First, globalization has gone further than it ever did in the 19th century. The scale of our interdependence is sometimes exaggerated, but it remains extraordinary, as is the scale of the wealth at stake in any lasting disruption of the global system. This does not mean that some strands of the vast web cannot be unrolled. But for it to happen suddenly and heartbreakingly, as is happening in Russia right now, is a greater peril than the empire builders of the 19th century faced.

These empire builders also operated in a world where it was still possible to claim real public legitimacy for imperialism, conquest, autocratic rule. That day could come again, because now even de facto dictators like Putin feel they have to pretend to be democratically elected, pretend to defend self-determination, deny that they are invading their neighbor even if it’s obvious to all .
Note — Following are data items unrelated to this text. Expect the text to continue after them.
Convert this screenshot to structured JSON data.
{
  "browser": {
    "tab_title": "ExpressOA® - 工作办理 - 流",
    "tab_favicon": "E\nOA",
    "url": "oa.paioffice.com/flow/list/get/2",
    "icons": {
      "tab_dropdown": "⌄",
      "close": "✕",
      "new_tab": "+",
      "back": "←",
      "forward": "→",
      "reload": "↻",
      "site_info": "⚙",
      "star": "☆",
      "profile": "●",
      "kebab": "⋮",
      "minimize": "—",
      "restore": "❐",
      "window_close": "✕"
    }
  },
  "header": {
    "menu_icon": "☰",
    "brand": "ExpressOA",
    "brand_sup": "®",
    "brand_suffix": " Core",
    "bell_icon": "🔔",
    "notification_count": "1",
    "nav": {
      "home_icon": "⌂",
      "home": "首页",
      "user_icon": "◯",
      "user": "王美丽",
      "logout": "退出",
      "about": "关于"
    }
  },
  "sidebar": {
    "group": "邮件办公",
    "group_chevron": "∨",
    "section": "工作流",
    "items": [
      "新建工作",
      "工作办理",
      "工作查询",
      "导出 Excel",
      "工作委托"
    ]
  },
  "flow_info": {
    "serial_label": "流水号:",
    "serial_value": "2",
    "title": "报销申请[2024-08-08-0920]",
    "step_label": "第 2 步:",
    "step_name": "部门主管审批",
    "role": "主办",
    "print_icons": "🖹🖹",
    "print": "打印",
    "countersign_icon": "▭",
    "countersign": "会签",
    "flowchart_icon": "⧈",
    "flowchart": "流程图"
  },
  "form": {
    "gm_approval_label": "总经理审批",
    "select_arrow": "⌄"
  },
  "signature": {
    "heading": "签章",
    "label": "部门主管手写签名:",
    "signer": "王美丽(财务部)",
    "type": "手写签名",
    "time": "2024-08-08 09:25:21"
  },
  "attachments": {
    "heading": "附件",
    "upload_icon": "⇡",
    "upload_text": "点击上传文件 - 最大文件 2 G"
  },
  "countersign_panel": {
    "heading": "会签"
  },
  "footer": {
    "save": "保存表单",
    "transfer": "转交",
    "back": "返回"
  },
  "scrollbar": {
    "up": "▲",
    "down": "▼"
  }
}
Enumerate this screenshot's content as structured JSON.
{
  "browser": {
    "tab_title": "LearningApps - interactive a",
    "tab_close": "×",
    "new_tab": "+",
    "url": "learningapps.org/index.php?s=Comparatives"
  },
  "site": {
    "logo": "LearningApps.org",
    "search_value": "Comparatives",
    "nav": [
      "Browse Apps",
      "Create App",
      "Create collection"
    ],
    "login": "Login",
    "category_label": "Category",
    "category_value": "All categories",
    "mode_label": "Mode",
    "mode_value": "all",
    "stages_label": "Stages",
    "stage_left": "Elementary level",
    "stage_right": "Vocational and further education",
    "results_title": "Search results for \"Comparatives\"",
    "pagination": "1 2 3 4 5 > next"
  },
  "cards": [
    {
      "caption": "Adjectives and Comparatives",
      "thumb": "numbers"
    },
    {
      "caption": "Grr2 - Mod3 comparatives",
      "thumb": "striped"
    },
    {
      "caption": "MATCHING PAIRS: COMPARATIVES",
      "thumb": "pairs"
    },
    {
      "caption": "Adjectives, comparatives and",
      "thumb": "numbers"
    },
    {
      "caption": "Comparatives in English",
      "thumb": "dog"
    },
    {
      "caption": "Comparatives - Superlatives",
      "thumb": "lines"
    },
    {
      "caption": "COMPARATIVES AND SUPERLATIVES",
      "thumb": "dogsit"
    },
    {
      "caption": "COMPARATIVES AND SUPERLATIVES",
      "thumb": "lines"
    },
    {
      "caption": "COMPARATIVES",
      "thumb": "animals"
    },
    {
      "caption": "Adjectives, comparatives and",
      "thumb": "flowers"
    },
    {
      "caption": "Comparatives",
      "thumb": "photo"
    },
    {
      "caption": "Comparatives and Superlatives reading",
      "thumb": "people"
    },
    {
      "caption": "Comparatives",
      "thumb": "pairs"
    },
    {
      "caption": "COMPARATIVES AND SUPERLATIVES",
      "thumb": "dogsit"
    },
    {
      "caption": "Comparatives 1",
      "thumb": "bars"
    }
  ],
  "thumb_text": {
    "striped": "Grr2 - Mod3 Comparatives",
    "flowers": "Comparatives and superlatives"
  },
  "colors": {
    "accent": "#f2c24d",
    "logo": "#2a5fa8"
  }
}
This fraud then fuels the cynicism and alienation that also characterize our times. The consolidation of Germany or Italy or, for that matter, the United States in the 19th century shaped and was shaped by new forms of mass mobilization and mass politics – including the rise of parties politics, unions, ideological movements and more. But our time is more of a time of fragmentation and isolation, of retreat into virtual escapes. It promises a near world, perhaps, where the elites are invested in great civilizational rivalries but where the masses show little enthusiasm for struggle.

Moreover, today’s great powers are much older than their predecessors, lacking the youthful population that past empires relied on for energy, creativity, and cannon fodder. As the British writer Ed West said Noted, the war in Ukraine is a war between two societies with levels of fertility far below replacement level, in which families can lose everything when they lose a single son. This raises questions both about how long such a war lasts and what happens next.

An energetic figure like Volodymyr Zelensky, for example, evokes the youthful nationalisms and nationalisms of the 19th century – the Young Turks, Young Ireland. But the nation he’s trying to preserve isn’t exactly young, and it’s possible to imagine a Ukraine that keeps its independence and simply stagnates alongside a senescent Russia, their conflict buried by old age.

Then, finally, ours is a world with nuclear weapons, as the old world of great powers was not.

It’s a difference for the better, it is hoped, making some form of total war almost unimaginable, giving our leaders an existential reason to avoid the dark 1914-18 terminus of this old world.

But these leaders will still need real wisdom to navigate a new era of nuclear rivalry that will likely be very different from the Cold War era, and sometimes closer to the distant past of the 19th century.